«Vienne, 19 octobre 1762.
«J'ai été appelé aujourd'hui chez le trésorier intime; il m'a reçu avec la plus grande politesse, et m'a demandé, au nom de l'empereur, si je ne pourrais pas rester encore quelque temps à Vienne. Je me mets aux pieds de Sa Majesté, ai-je répondu. Là-dessus, le trésorier m'a remis cent ducats, en ajoutant que Sa Majesté nous ferait bientôt rappeler.
«Aujourd'hui nous allons chez l'ambassadeur de France, et demain chez le comte Harrach. Tous ces personnages nous font chercher et ramener dans leurs voitures et avec leurs gens. On nous engage quatre, cinq, six et huit jours d'avance, pour ne pas arriver trop tard. Dernièrement, nous avons été de deux heures et demie à quatre heures dans une maison. De là le comte Hardegg nous a fait chercher dans sa voiture et amener au grand galop chez une dame, où nous sommes restés jusqu'à cinq heures et demie. De là il a fallu encore se rendre chez le comte de Kaunitz, chez lequel nous sommes demeurés neuf heures.
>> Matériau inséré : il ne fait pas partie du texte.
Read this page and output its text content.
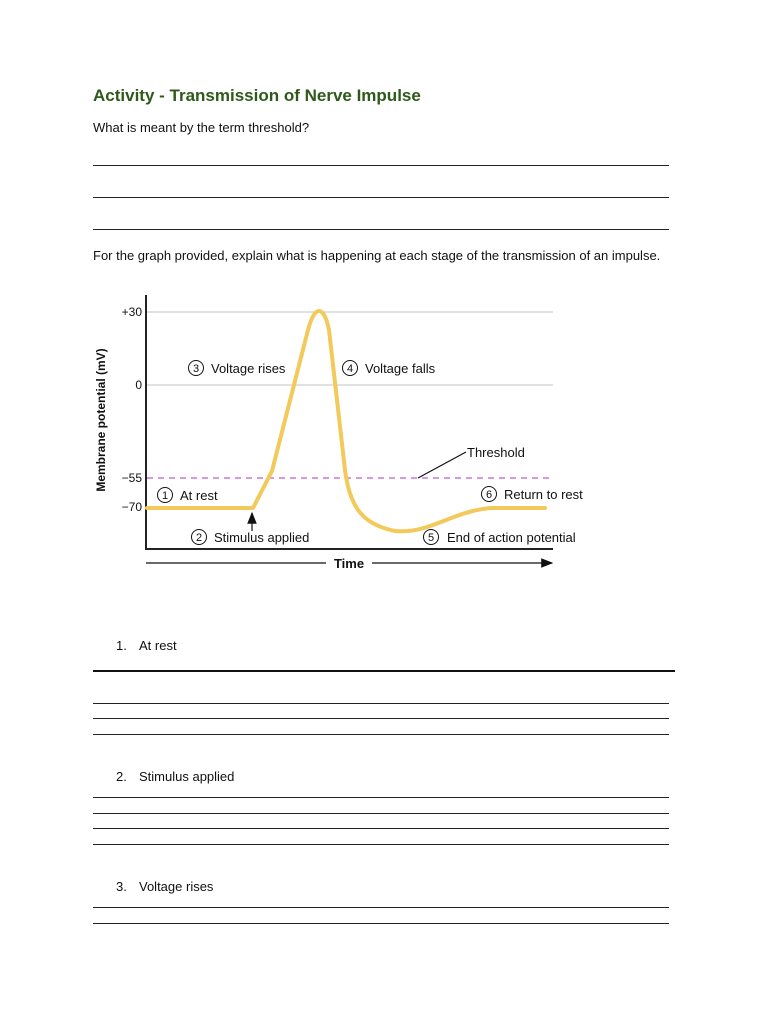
Activity - Transmission of Nerve Impulse
What is meant by the term threshold?
For the graph provided, explain what is happening at each stage of the transmission of an impulse.
+30
0
−55
−70
Membrane potential (mV)	Threshold
1 At rest
2 Stimulus applied
3 Voltage rises	4 Voltage falls
5 End of action potential
6 Return to rest
Time
1. At rest
2. Stimulus applied
3. Voltage rises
«Voulez-vous savoir quel est le costume apporté à Woferl? Il est du drap le plus fin, couleur lilas, la veste en moire de la même couleur, habit et veste garnis d'une double bordure en or. On l'avait commandé pour le petit archiduc Maximilien. Le costume de Nanerl était fait pour une archiduchesse; c'est du taffetas blanc brodé, avec toutes sortes de garnitures.»
LE MÊME AU MÊME.
«Vienne, 30 octobre 1762,
«Félicité, fragilité! elle se brise comme le verre. Je sentais, pour ainsi dire, que nous avions été trop heureux pendant quinze jours. Dieu nous a envoyé une petite croix, et nous rendons grâce à son infinie miséricorde que tout se soit passé sans trop de mal. Le 21, nous avions été de nouveau, le soir, chez l'impératrice. Woferl n'était pas dans son assiette ordinaire. Nous nous sommes aperçus un peu tard qu'il avait une espèce de scarlatine. Non-seulement les meilleures maisons de Vienne se sont montrées pleines de sollicitude pour la santé de notre enfant, mais elles l'ont vivement recommandé au médecin de la comtesse de Sinzendorf, Bernhard, qui a été plein d'attentions. La maladie touche à sa fin; elle nous coûte cher: elle nous fait perdre au moins cinquante ducats. Faites dire, je vous prie, trois messes à Lorette, à l'autel de l'Enfant-Jésus, et trois à Bergl, à l'autel de Saint-François de Paule.»
LE MÊME AU MÊME.
«Vienne, 6 novembre 1762.
«Il n'y a plus de danger, et, Dieu merci! mes angoisses sont passées. Hier, nous avons payé notre excellent médecin par une sérénade. Quelques familles ont envoyé demander des nouvelles de Wolfgang et lui ont fait souhaiter une bonne fête; mais c'en est resté là: c'étaient le comte Harrach, le comte Palffy, l'ambassadeur de France, la comtesse Kinsky, le baron Prohmann, le baron Kurz, la comtesse de Paar. Si nous n'étions pas restés près de quinze jours à la maison, la fête ne se serait pas passée sans cadeau. Maintenant il faut que nous tâchions de reprendre les choses où elles en étaient avant cette maladie de l'enfant.»